Não, não há uma relação direta, visível e óbvia que nos entregue uma análise precisa, revelando a encruzilhada onde todos esses casos se encontram. Porém, a ciência existe justamente porque a realidade — felizmente ou infelizmente — não é um mar de evidências claras. E lá vamos nós: levantando perguntas e dilemas, em busca de um caminho que nos leve para longe desse tipo de gente, seja na vida, seja na sala de espera do consultório.
Sabemos que a educação não é uma panaceia capaz de curar todos os males da sociedade. Escola não é igreja — por mais que alguns parlamentares de Belo Horizonte queiram nos confundir — e docência não é sacerdócio. Mas o currículo escolar é, sim, um excelente espelho da sociedade em que vivemos e uma bússola potente para orientar o futuro que construímos, gostemos dele ou não.
Na educação, falamos de currículo oculto: um conjunto de valores, normas, atitudes e comportamentos transmitidos de forma não explícita no ambiente escolar, complementando — ou, muitas vezes, contradizendo — o currículo formal. Trata-se de uma dimensão implícita da educação que molda subjetividades, influencia a construção da identidade dos estudantes e reproduz estruturas sociais, quase sempre de forma inconsciente.

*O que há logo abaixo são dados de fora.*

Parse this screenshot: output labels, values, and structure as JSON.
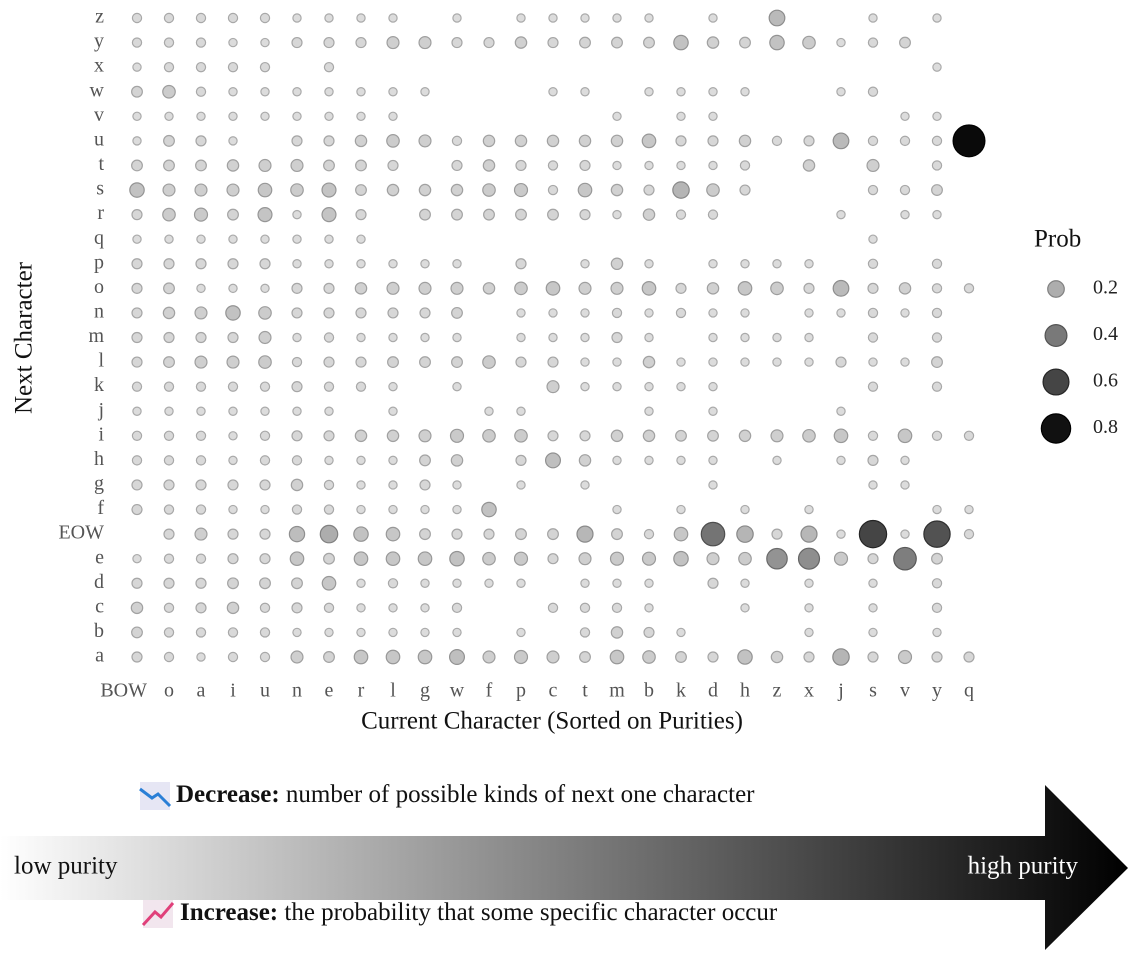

Ao socializar os alunos para certos papéis e expectativas, o currículo oculto contribui para a manutenção — ou contestação — das hierarquias de classe, gênero, raça e poder. Ele educa mesmo quando ninguém está ensinando. É o espelho mudo das contradições sociais, perpetuando padrões ou possibilitando rupturas — a depender da consciência crítica de quem ensina e de quem aprende.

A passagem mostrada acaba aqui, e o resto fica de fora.